Fay was put to selling joss paper. Three copper a bundle. Some tried to buy it as convenient writing paper. Radeon shut that down at once.
"All that joss paper is for the dead," he said. "You don't burn it. Don't blame me when your ancestors come looking at night."
The warning did what warnings always did. It made fear do the teaching.
Adults repeated it to each other. Children carried it further. Stories spread fast, and soon a thousand ears believed it before they understood it.
In the early afternoon, with the sun still high, Radeon took his biggest hauler and drove for Voulgrim Evershades.
Gold and rice. Only nine caskets in total. It was good the mines sat north. Rice was not common here.
People favored ham and oats. The grain felt exotic enough that they packed only this light.
At the mouth of the cursed place, Radeon met Fay's eyes once and sent the order through silent qi.
"Open one casket of rice," he ordered.
Fay cracked open the first casket. They strode fast into the darkness. Radeon plunged his hands in and began to throw rice in wide arcs, scattering it across stone.
Grain pattered and rolled. The crunch of teeth resounded from the dark as hidden mouths began to grind.
In less than half an hour, they cleared the blackness. The entrance waited, its huge crooked teeth bared.
Radeon and Fay dragged the eight caskets inside. The stake still stood where it always had.
The Preta peeked from behind it, eyes ferocious, tongue restless.
Yet Radeon felt no hostility from it now. Not the same blind hunger. They reached the altar.
Radeon poured gold coins into the copper bowl.
The moment the gold touched, it clinked once, then vanished. Coin after coin. Sound without weight.
A wind brushed the backs of their necks. The Preta was behind them. Watching.
When the last gold fell in and disappeared, Radeon lifted the rice caskets and poured the grain onto the bone table.
The rice vanished too, swallowed in silence to a place unknown.
Then the huge door opened. Radeon's intuition had been right.
The inner face of the door was carved with a thousand indentations. Ash catchers. Places for incense.
Figurines in different poses, some weeping, some dancing, some wielding a sword.
Each had only a small indent, demanding accurate placement.
A heavy metal box sat in the middle, waiting. Radeon reached for Fay's straw bag, ready to lift the incense bundles.
The cavern rumbled. Not the old hunger this time. New boots. New intent.
Another raid beginning outside, people who wanted to take advantage of what they thought they had found.
Radeon did not hesitate. Incense flowed through his fingers and ignited as it touched his skin, flame kissing the bundles without consuming them.
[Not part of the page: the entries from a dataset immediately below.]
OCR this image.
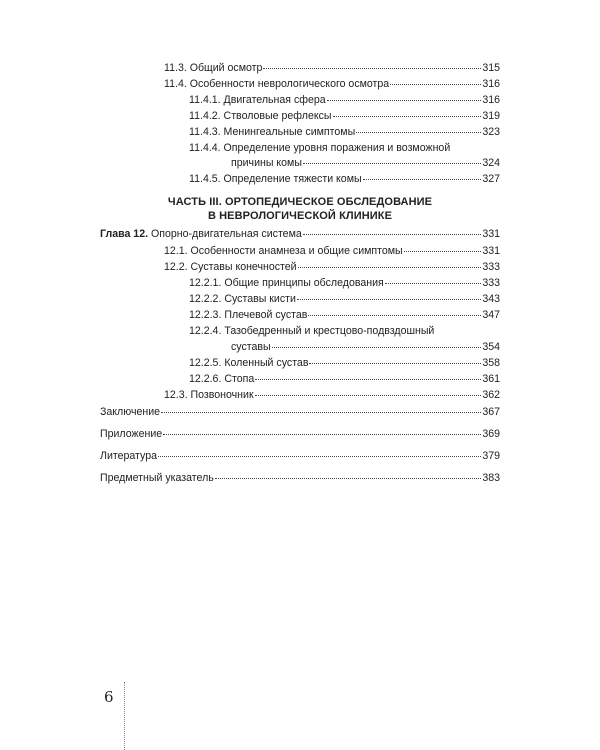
11.3. Общий осмотр	315
11.4. Особенности неврологического осмотра	316
11.4.1. Двигательная сфера	316
11.4.2. Стволовые рефлексы	319
11.4.3. Менингеальные симптомы	323
11.4.4. Определение уровня поражения и возможной
причины комы	324
11.4.5. Определение тяжести комы	327
ЧАСТЬ III. ОРТОПЕДИЧЕСКОЕ ОБСЛЕДОВАНИЕ
В НЕВРОЛОГИЧЕСКОЙ КЛИНИКЕ
Глава 12. Опорно-двигательная система	331
12.1. Особенности анамнеза и общие симптомы	331
12.2. Суставы конечностей	333
12.2.1. Общие принципы обследования	333
12.2.2. Суставы кисти	343
12.2.3. Плечевой сустав	347
12.2.4. Тазобедренный и крестцово-подвздошный
суставы	354
12.2.5. Коленный сустав	358
12.2.6. Стопа	361
12.3. Позвоночник	362
Заключение	367
Приложение	369
Литература	379
Предметный указатель	383
6
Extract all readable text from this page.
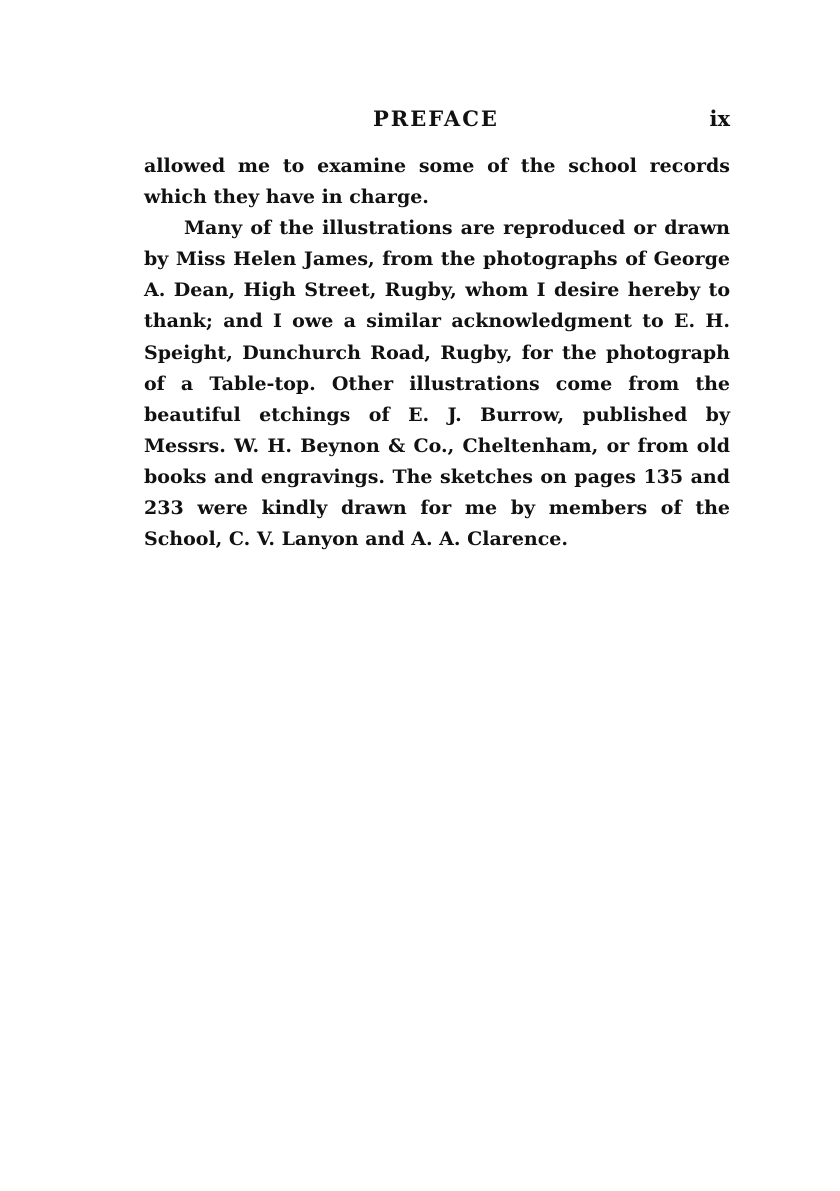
PREFACE	ix

allowed me to examine some of the school records which they have in charge.

Many of the illustrations are reproduced or drawn by Miss Helen James, from the photographs of George A. Dean, High Street, Rugby, whom I desire hereby to thank; and I owe a similar acknowledgment to E. H. Speight, Dunchurch Road, Rugby, for the photograph of a Table-top. Other illustrations come from the beautiful etchings of E. J. Burrow, published by Messrs. W. H. Beynon & Co., Cheltenham, or from old books and engravings. The sketches on pages 135 and 233 were kindly drawn for me by members of the School, C. V. Lanyon and A. A. Clarence.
He moved with practiced speed, placing each stick into its proper indentation, each figurine into its precise angle.
Smoke rose thick. The metal box absorbed it fast, pulling the scent in as if it was starving for it.
Fay could only watch. Amazed. Wondering how a man could have this kind of experience as if he had lived a hundred lives.
The last incense went in. Smoke vanished into the box.
The huge door behind them slammed shut.
The cavern still shook. Outside, stone boomed with impact.
The Preta roared, and this time the sound was laced with thick killing intention as it fought with intensified ferocity.